Civil servants will contribute 3% of their monthly salaries to the Housing Fund.
Responding to a newspaper column that had criticised the government program, Ndii appeared to imply that all the other initiatives had failed.
In his tweet, the economist and chairperson of the Presidential Council of Economic Advisers appeared to indirectly suggest that just like the Hustler Fund and fertiliser subsidy programs had succeeded, the housing one would be a success too.
"The Hustler Fund will be a big scandal, the fertilizer subsidy scheme will be a big scandal, the Petroleum G-to-G will be the mother of all scandal," he tweeted.
The Hustler Fund will be a big scandal, the fertilizer subsidy scheme will be a big scandal, the Petroleum G-to-G will be the mother of all scandals… https://t.co/g4hWY5x7yT— David Ndii (@DavidNdii) May 13, 2023
Ndii's tweet divided opinions, a section reasoning with him as others dissented.
So they wish and dream.— WanguiGathoni (@gathoniN1) May 13, 2023
They should be ashamed of themselves
This is the real scandal, NO framework and being forced— Ben Dover (@CommentinKenya) May 13, 2023
Hustler fund bado inafanya? Figures zinasoma aje sai?

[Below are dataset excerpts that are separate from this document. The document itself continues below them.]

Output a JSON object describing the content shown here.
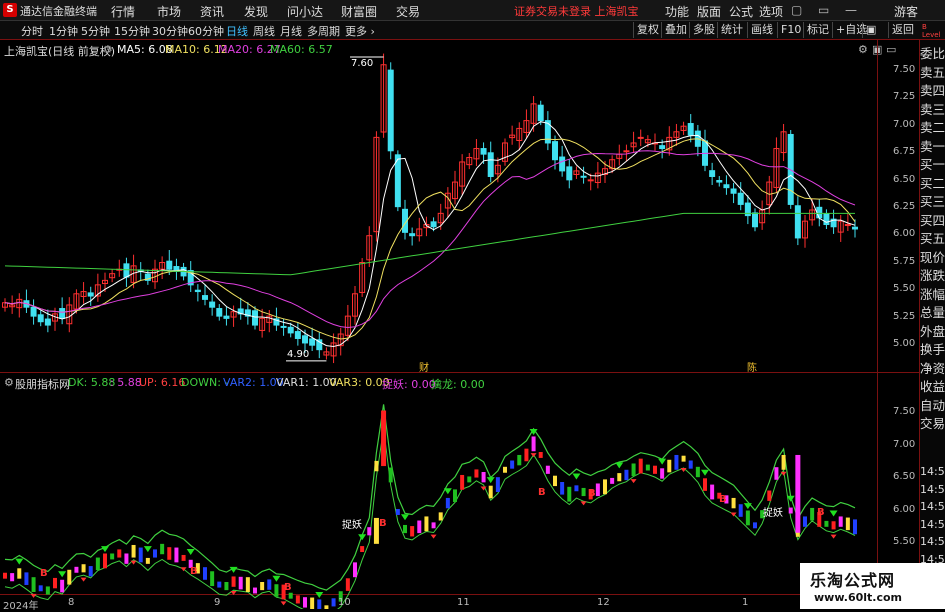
{
  "menubar": {
    "logo": "S",
    "app_title": "通达信金融终端",
    "items": [
      "行情",
      "市场",
      "资讯",
      "发现",
      "问小达",
      "财富圈",
      "交易"
    ],
    "notice": "证券交易未登录  上海凯宝",
    "right_items": [
      "功能",
      "版面",
      "公式",
      "选项"
    ],
    "guest": "游客"
  },
  "toolbar": {
    "periods": [
      "分时",
      "1分钟",
      "5分钟",
      "15分钟",
      "30分钟",
      "60分钟",
      "日线",
      "周线",
      "月线",
      "多周期",
      "更多 ›"
    ],
    "right": [
      "复权",
      "叠加",
      "多股",
      "统计",
      "画线",
      "F10",
      "标记",
      "+自选",
      "返回"
    ]
  },
  "main_info": {
    "title": "上海凯宝(日线 前复权)",
    "ma5": "MA5: 6.08",
    "ma10": "MA10: 6.12",
    "ma20": "MA20: 6.27",
    "ma60": "MA60: 6.57"
  },
  "main_chart": {
    "high_label": "7.60",
    "low_label": "4.90",
    "marks": [
      "财",
      "陈"
    ]
  },
  "main_axis": [
    "7.50",
    "7.25",
    "7.00",
    "6.75",
    "6.50",
    "6.25",
    "6.00",
    "5.75",
    "5.50",
    "5.25",
    "5.00"
  ],
  "ind_info": {
    "name": "股朋指标网",
    "dk": "DK: 5.88",
    "v2": ": 5.88",
    "up": "UP: 6.16",
    "down": "DOWN: -",
    "var2": "VAR2: 1.00",
    "var1": "VAR1: 1.00",
    "var3": "VAR3: 0.00",
    "zy": "捉妖: 0.00",
    "qinlong": "擒龙: 0.00"
  },
  "ind_chart": {
    "tags": [
      "捉妖",
      "捉妖"
    ],
    "b_marks": [
      "B",
      "B",
      "B",
      "B",
      "B",
      "B",
      "B",
      "B"
    ]
  },
  "ind_axis": [
    "7.50",
    "7.00",
    "6.50",
    "6.00",
    "5.50"
  ],
  "side_panel": [
    "委比",
    "卖五",
    "卖四",
    "卖三",
    "卖二",
    "卖一",
    "买一",
    "买二",
    "买三",
    "买四",
    "买五",
    "现价",
    "涨跌",
    "涨幅",
    "总量",
    "外盘",
    "换手",
    "净资",
    "收益",
    "自动",
    "交易"
  ],
  "side_time": [
    "14:56",
    "14:56",
    "14:56",
    "14:56",
    "14:56",
    "14:56",
    "14:56"
  ],
  "badge": {
    "b": "B",
    "level": "Level"
  },
  "date_axis": [
    "2024年",
    "8",
    "9",
    "10",
    "11",
    "12",
    "1"
  ],
  "watermark": {
    "line1": "乐淘公式网",
    "line2": "www.60lt.com"
  },
  "colors": {
    "up": "#ff3030",
    "down": "#40e0f0",
    "ma5": "#ffffff",
    "ma10": "#f0e060",
    "ma20": "#e040e0",
    "ma60": "#40d040",
    "frame": "#7a1010"
  },
  "chart_data": {
    "type": "candlestick",
    "title": "上海凯宝(日线 前复权)",
    "ylim": [
      4.8,
      7.7
    ],
    "xlabels": [
      "2024年",
      "8",
      "9",
      "10",
      "11",
      "12",
      "1"
    ],
    "close": [
      5.42,
      5.4,
      5.45,
      5.38,
      5.3,
      5.25,
      5.22,
      5.32,
      5.28,
      5.4,
      5.5,
      5.52,
      5.48,
      5.58,
      5.62,
      5.68,
      5.72,
      5.65,
      5.75,
      5.7,
      5.62,
      5.72,
      5.78,
      5.72,
      5.7,
      5.66,
      5.58,
      5.52,
      5.45,
      5.38,
      5.3,
      5.28,
      5.34,
      5.32,
      5.3,
      5.22,
      5.28,
      5.3,
      5.22,
      5.2,
      5.15,
      5.1,
      5.06,
      5.04,
      5.0,
      4.98,
      5.06,
      5.14,
      5.3,
      5.5,
      5.78,
      6.02,
      6.9,
      7.55,
      6.78,
      6.28,
      6.05,
      6.02,
      6.08,
      6.12,
      6.1,
      6.22,
      6.4,
      6.5,
      6.68,
      6.72,
      6.8,
      6.75,
      6.55,
      6.65,
      6.85,
      6.92,
      6.98,
      7.05,
      7.2,
      7.05,
      6.85,
      6.7,
      6.6,
      6.52,
      6.6,
      6.55,
      6.52,
      6.58,
      6.62,
      6.7,
      6.75,
      6.78,
      6.85,
      6.9,
      6.88,
      6.85,
      6.8,
      6.9,
      6.95,
      7.0,
      6.92,
      6.82,
      6.65,
      6.55,
      6.5,
      6.45,
      6.4,
      6.3,
      6.2,
      6.1,
      6.25,
      6.5,
      6.8,
      6.95,
      6.3,
      6.0,
      6.15,
      6.25,
      6.18,
      6.12,
      6.1,
      6.15,
      6.12,
      6.08
    ]
  }
}
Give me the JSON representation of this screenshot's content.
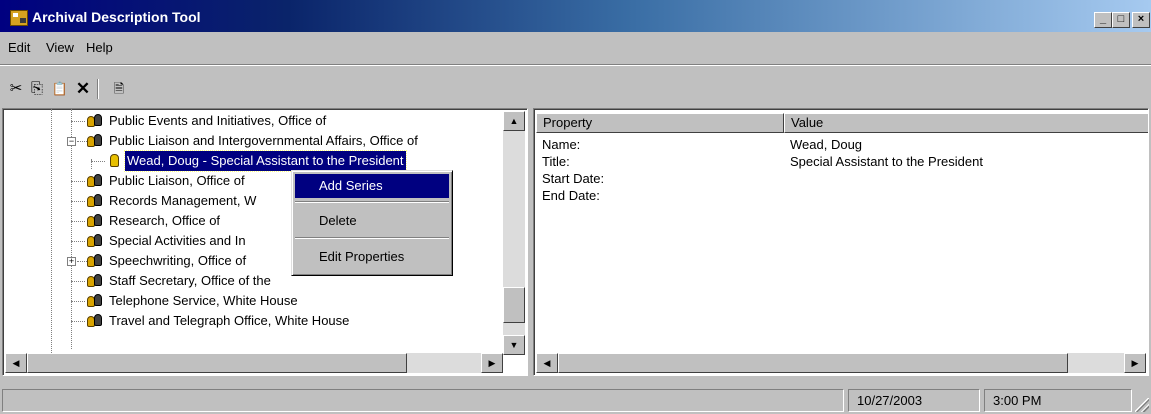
{
  "window": {
    "title": "Archival Description Tool",
    "controls": {
      "minimize": "_",
      "maximize": "□",
      "close": "×"
    }
  },
  "menubar": {
    "items": [
      "Edit",
      "View",
      "Help"
    ]
  },
  "toolbar": {
    "buttons": [
      {
        "name": "cut",
        "icon": "scissors-icon",
        "glyph": "✂"
      },
      {
        "name": "copy",
        "icon": "copy-icon",
        "glyph": "⎘"
      },
      {
        "name": "paste",
        "icon": "paste-icon",
        "glyph": "📋"
      },
      {
        "name": "delete",
        "icon": "delete-x-icon",
        "glyph": "✕"
      },
      {
        "name": "properties",
        "icon": "properties-icon",
        "glyph": "🗎"
      }
    ]
  },
  "tree": {
    "items": [
      {
        "label": "Public Events and Initiatives, Office of"
      },
      {
        "label": "Public Liaison and Intergovernmental Affairs, Office of",
        "expanded": true
      },
      {
        "label": "Wead, Doug - Special Assistant to the President",
        "selected": true
      },
      {
        "label": "Public Liaison, Office of"
      },
      {
        "label": "Records Management, W"
      },
      {
        "label": "Research, Office of"
      },
      {
        "label": "Special Activities and In"
      },
      {
        "label": "Speechwriting, Office of",
        "collapsed": true
      },
      {
        "label": "Staff Secretary, Office of the"
      },
      {
        "label": "Telephone Service, White House"
      },
      {
        "label": "Travel and Telegraph Office, White House"
      }
    ]
  },
  "context_menu": {
    "items": [
      "Add Series",
      "Delete",
      "Edit Properties"
    ],
    "highlighted": "Add Series"
  },
  "properties": {
    "columns": [
      "Property",
      "Value"
    ],
    "rows": [
      [
        "Name:",
        "Wead, Doug"
      ],
      [
        "Title:",
        "Special Assistant to the President"
      ],
      [
        "Start Date:",
        ""
      ],
      [
        "End Date:",
        ""
      ]
    ]
  },
  "statusbar": {
    "message": "",
    "date": "10/27/2003",
    "time": "3:00 PM"
  }
}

Would like to know it's successes— Al Fayeed (@AI_Fayeed) May 13, 2023
Who's tweeting for Doktarě?— Caleb odipo (@Calebodipo) May 13, 2023
Hustler isn't a big scandal because it's no longer there.— Evans 2 (@2Ecnave) May 13, 2023
In the plan, Ruto said, the civil servants will be able to purchase the units built under the Affordable House program.
The president clarified that the levy is not tax.
Those contributing would be able to claim the houses after ten or 15 years.
The proposal has not sat well with a majority of Kenyans who argue the levy was burdening them in light of new taxes introduced by the government.